On the ashes of innocence

Visit of the sets of La Cenerentola seen by Guillaume Gallienne

By Anne-Claire Cieutat and Jo Fishley 06 July 2017

© Isabelle Debreuille

On the ashes of innocence
Guillaume Gallienne directs Rossini's Cenerentola, exalting goodness, and opens the doors of the set. Visit in images and sounds. 

A big house of fire rises. It is dressed in a Pompeian fresco red, a beautiful rosso pompeiano shaded by browns and ochres that could well be the shades of the yellow of Naples from the lava of Vesuvius. Eric Ruf's set - the administrator of the Comédie Française has become a scenographer - erects this majestic house, a Neapolitan palace with a flamboyant mineral façade on a rugged bed of black lava and ashes.

La Cenerentola belongs to a consumed world, this volcanic Cinderella of Guillaume Gallienne celebrates the end of innocence, in a universe that has collapsed. This lost innocence is at the wedding with goodness. Cinderella is a young girl who loves and forgives, virtues that are missing in our time and that the director from the French department exalts.

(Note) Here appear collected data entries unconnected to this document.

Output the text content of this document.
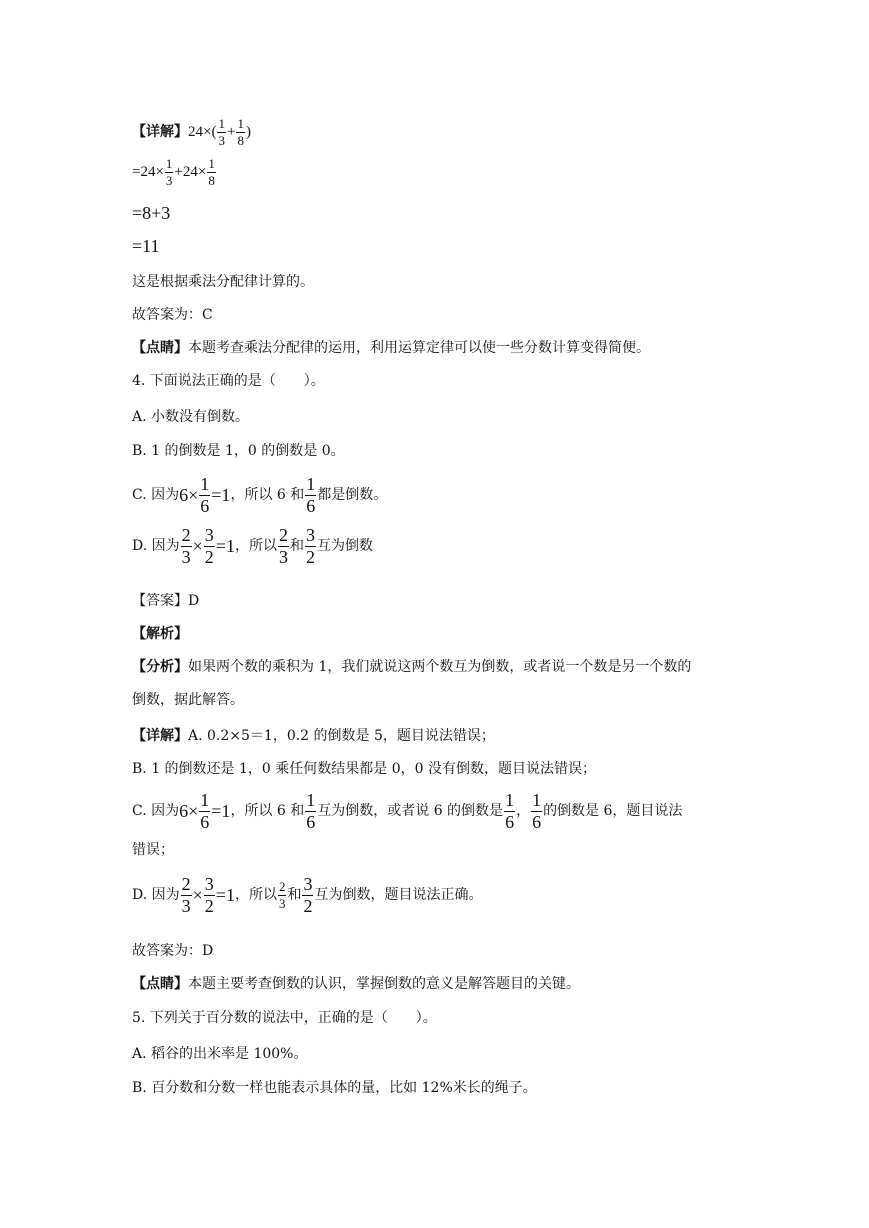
【详解】 $24\times( \frac{1}{3} + \frac{1}{8}$ )
$=24\times \frac{1}{3} +24\times \frac{1}{8}$
=8+3
=11
这是根据乘法分配律计算的。
故答案为：C
【点睛】 本题考查乘法分配律的运用，利用运算定律可以使一些分数计算变得简便。
4. 下面说法正确的是（　　）。
A. 小数没有倒数。
B. 1 的倒数是 1，0 的倒数是 0。
C. 因为 $6\times \frac{1}{6} =1$ ，所以 6 和 $\frac{1}{6}$ 都是倒数。
D. 因为 $\frac{2}{3} \times \frac{3}{2} =1$ ，所以 $\frac{2}{3}$ 和 $\frac{3}{2}$ 互为倒数
【答案】D
【解析】
【分析】 如果两个数的乘积为 1，我们就说这两个数互为倒数，或者说一个数是另一个数的
倒数，据此解答。
【详解】 A. 0.2×5＝1，0.2 的倒数是 5，题目说法错误；
B. 1 的倒数还是 1，0 乘任何数结果都是 0，0 没有倒数，题目说法错误；
C. 因为 $6\times \frac{1}{6} =1$ ，所以 6 和 $\frac{1}{6}$ 互为倒数，或者说 6 的倒数是 $\frac{1}{6}$ ， $\frac{1}{6}$ 的倒数是 6，题目说法
错误；
D. 因为 $\frac{2}{3} \times \frac{3}{2} =1$ ，所以 $\frac{2}{3}$ 和 $\frac{3}{2}$ 互为倒数，题目说法正确。
故答案为：D
【点睛】 本题主要考查倒数的认识，掌握倒数的意义是解答题目的关键。
5. 下列关于百分数的说法中，正确的是（　　）。
A. 稻谷的出米率是 100%。
B. 百分数和分数一样也能表示具体的量，比如 12%米长的绳子。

This Cinderella of Italy, this Angelina of Rossini, hangs on our days its ideal benevolence. Light as the airy harp that plays her music, she has escaped in Guillaume Gallienne's Italian comedy, with its despicable and touching monsters, its boasts between frivolity and gravity, its joyful and cheerful creatures.

Here is a ball with a joyful story, a love story full of fantasy, which makes you want to believe in fairy tales and fairies. So much the worse if there is no good fairy, no slipper, no pumpkin, but a philosopher and a bracelet, we still find the evil sisters, the very young naive girl who goes from abused childhood to triumphant happiness, the decomposed family with its neuroses. It is no longer a tale, but its essential moral vibrates, goodness prevails over cruelty.